Ralph Waldo Emerson Community Charter School (formerly Ralph Waldo Emerson Middle School and commonly referred to as Emerson) is a Secondary School in the Los Angeles Unified School District in Westwood, Los Angeles, California, United States. It was designed by famed architect Richard Neutra and was named in honor of Ralph Waldo Emerson, the American author, poet, and philosopher.

The school offers special academic programs, including the Mathematics Engineering and Science Achievement (MESA), the School for Advanced Studies (SAS), and the Individualized Honors Program (IHP). Marilyn Monroe & Bonnie Raitt both attended Emerson. Michael Jackson, albeit only one semester, and La Toya Jackson, as well as the lead singer of the Red Hot Chili Peppers, Anthony Kiedis, also studied there.

On June 10, 2014, the Los Angeles Unified School District Board granted the school Affiliate Charter status, thus adding Emerson to Los Angeles' growing roster of charter schools.
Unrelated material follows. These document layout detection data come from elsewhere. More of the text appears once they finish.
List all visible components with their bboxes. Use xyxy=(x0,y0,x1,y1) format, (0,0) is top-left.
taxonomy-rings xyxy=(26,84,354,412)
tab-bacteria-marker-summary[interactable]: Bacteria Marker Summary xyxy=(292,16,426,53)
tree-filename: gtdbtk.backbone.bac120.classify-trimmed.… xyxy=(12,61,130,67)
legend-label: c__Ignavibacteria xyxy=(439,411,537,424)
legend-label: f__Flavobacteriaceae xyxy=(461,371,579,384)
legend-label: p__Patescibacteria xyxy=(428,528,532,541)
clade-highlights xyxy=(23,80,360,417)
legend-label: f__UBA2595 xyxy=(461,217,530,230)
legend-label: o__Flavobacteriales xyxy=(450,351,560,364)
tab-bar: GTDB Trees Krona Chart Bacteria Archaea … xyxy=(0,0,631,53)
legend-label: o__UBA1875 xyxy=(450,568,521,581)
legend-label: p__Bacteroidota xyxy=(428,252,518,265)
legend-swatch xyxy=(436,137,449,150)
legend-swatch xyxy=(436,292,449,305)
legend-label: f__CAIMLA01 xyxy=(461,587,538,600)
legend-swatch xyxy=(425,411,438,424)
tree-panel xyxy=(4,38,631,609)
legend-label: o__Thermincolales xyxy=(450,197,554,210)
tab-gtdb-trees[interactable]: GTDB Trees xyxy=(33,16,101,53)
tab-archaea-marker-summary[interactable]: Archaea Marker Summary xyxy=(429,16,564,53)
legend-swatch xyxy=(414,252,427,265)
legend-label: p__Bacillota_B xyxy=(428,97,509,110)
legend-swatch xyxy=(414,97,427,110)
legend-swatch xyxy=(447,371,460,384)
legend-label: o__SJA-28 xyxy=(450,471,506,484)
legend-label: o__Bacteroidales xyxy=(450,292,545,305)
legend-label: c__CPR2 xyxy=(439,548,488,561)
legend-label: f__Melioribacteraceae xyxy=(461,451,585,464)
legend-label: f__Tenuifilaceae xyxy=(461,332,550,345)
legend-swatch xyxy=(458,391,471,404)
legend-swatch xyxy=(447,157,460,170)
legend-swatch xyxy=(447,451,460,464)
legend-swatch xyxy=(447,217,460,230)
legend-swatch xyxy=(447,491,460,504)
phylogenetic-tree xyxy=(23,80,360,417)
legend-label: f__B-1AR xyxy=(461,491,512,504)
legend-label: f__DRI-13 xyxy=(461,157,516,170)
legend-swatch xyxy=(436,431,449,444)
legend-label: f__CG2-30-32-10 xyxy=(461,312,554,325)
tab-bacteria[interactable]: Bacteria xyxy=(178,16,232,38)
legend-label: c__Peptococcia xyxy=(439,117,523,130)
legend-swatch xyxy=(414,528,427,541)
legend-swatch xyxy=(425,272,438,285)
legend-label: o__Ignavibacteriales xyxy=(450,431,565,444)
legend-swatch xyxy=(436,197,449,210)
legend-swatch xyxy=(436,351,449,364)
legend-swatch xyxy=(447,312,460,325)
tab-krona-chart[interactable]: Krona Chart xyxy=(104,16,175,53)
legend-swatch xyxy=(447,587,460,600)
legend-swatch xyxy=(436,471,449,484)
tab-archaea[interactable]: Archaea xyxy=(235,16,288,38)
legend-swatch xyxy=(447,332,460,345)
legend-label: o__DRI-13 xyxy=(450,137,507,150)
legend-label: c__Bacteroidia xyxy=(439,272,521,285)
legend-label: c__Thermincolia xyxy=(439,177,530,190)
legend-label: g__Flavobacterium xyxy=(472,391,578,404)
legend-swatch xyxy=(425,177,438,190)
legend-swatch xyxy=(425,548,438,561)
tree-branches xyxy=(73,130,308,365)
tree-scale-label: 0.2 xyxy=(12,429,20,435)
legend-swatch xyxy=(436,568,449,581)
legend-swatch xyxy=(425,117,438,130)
Emerson's Performing Arts Academy (terminated in 2012) offered classes including Musical Theater, Stage Design, Costume Design, and Dance.

==Attendance area==
Neighborhoods served by Emerson Middle include West Los Angeles, Beverly Glen, Beverly Hills Post Office Westwood, Bel-Air, Sawtelle, Benedict Canyon, the Wilshire Corridor, and Holmby Hills. Also included in its service area are canyon neighborhoods adjacent to the city of Beverly Hills; since the neighborhoods are in Los Angeles, the students are not in the Beverly Hills Unified School District boundaries.

==Feeder schools==
Public elementary Schools that feed into Emerson include:

- Fairburn Elementary School
- Saturn Elementary School
- Warner Avenue Elementary School
- Westwood Charter School
- Nora Sterry Elementary School
- Carthay Elementary School
- Brockton Elementary School.

Students that graduate from Emerson often go to University High School, Hamilton High School, or Venice High School.

==Architecture==
Emerson Middle School's main building was designed by architect Richard Neutra in the International Style of Architecture, and built between 1937 and 1938. It is a two-story, steel-framed structure with strong horizontals. The first-floor classrooms have large, 15-foot glass and steel sliding doors that open to extend the spaces to the outside, while the second-floor classrooms have stairs leading to rooftop terraces. Due to its streamlined and clean appearance, "Emerson Middle School was considered a leading example of 1930s Modernism," along with Frank Lloyd Wright's Fallingwater House and Walter Gropius's House.